I have some students who will major in CS next year. I have taught them some basic algorithms (sorting & searching), e.g. check here How to teach algorithms in an interactive way & Teaching ideas for string algorithm?. I teach they to write some simple python scripts, e.g. What are good, practical labs and activities for loops? and Some real practical example to teach object-oriented concepts and programming (in python)
I want to recommend some books for them (also asked by some students). So I do some research and find this article the most frequently assigned computer science college books in US. I don't know if their data is credible or not (I feel not). I really frown on this book list. I agree with "introduction to algorithms" (although I prefer Sedgewick's "Algorithms") but other books really are not that good. I would rather recommend "Code Complete"(or "Clean Code") instead of some book for a specific programing language.
My first question, how do you interpret this book list? I feel they are poor recommendation/assigned books for a mediocre college in China (I can say this with confidence as I am Chinese)
My second question, what is your recommendation? The goal is to help them keep interested in CS. If the reading can help them better prepare for their undergraduate study that is a plus. When thinking about my recommendation I reread Paul Graham's "Hackers & Painters"(he talked about his high school life in the book) but I found I didn't enjoy reading it this time. It feels old and outdated.
The comment from "njuffa" mentioned "Programming Pearls". There are couple of reasons I didn't consider "Programming Pearls".
- I try to avoid c++. I believe c++ should not be kids' first or second language. As a matter of fact I will advice them learn c++ until they absolute must, say a job/project requires to use c++.
- If I remember correctly the book is mainly about algorithm, but then we already have enough books for algorithm, e.g. I would rather recommend "Grokking Algorithms: An Illustrated Guide for Programmers and Other Curious People" instead of a book in 1999.
- I normally don't recommend any "old" book for my students, (whether we should still read "The Mythical Man-Month" can be another topic) but this lead to my next point.
- "The Pragmatic Programmer" 1st version also published in 1999 but I see it has a 20th Anniversary Edition. I don't read this new edition. So if you read this new edition will you recommend it to undergraduate student ?
- I am thinking about recommending books about Operating Systems because they heard these terms iOS, watchOS, macOS all the time.
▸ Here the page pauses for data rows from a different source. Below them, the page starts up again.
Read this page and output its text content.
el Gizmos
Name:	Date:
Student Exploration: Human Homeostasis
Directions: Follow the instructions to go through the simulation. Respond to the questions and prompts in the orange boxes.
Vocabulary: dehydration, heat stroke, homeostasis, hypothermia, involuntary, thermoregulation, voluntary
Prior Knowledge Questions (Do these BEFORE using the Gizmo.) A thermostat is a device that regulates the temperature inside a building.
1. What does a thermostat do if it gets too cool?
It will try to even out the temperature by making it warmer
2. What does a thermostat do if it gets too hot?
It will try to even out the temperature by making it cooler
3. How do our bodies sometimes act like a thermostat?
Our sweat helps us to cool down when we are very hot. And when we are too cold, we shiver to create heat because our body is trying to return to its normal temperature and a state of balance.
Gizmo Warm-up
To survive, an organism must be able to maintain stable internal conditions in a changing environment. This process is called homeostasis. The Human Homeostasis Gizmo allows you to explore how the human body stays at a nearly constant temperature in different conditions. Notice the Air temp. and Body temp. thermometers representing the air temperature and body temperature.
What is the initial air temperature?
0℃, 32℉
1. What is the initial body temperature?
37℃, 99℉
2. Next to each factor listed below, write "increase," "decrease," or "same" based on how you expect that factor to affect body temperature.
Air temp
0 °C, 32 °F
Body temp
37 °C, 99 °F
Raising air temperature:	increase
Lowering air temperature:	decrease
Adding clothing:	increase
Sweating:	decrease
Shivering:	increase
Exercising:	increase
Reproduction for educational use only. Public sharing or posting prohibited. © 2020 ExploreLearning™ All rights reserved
But I can't find an easy one. Most books about Operating Systems are too thick and I believe they will study OS theory in college, so I just need some easy(interesting if possible) introduction material.
BTW, I asked a related question here "Do the most popular college books in the US include "The Communist Manifesto" & "The Republic"?"
--- update ---
I found Cormen answered a similar question on quora "What is the best introduction to computer science books?, to quote
At Dartmouth, we do not assign a textbook in our introductory course. We use a set of lecture notes on the Web that Devin Balkcom, Hany Farid, and I have written over the years. So, my answer is that I have no answer.
And Alan Kay answered this on quora "What are the best books to understand computer science concepts?"
By far the best book for the general public — the one I always recommend — is “The Pattern on the Stone” by Danny Hillis.
I never heard of "The Pattern on the Stone" and I find it is also an old book.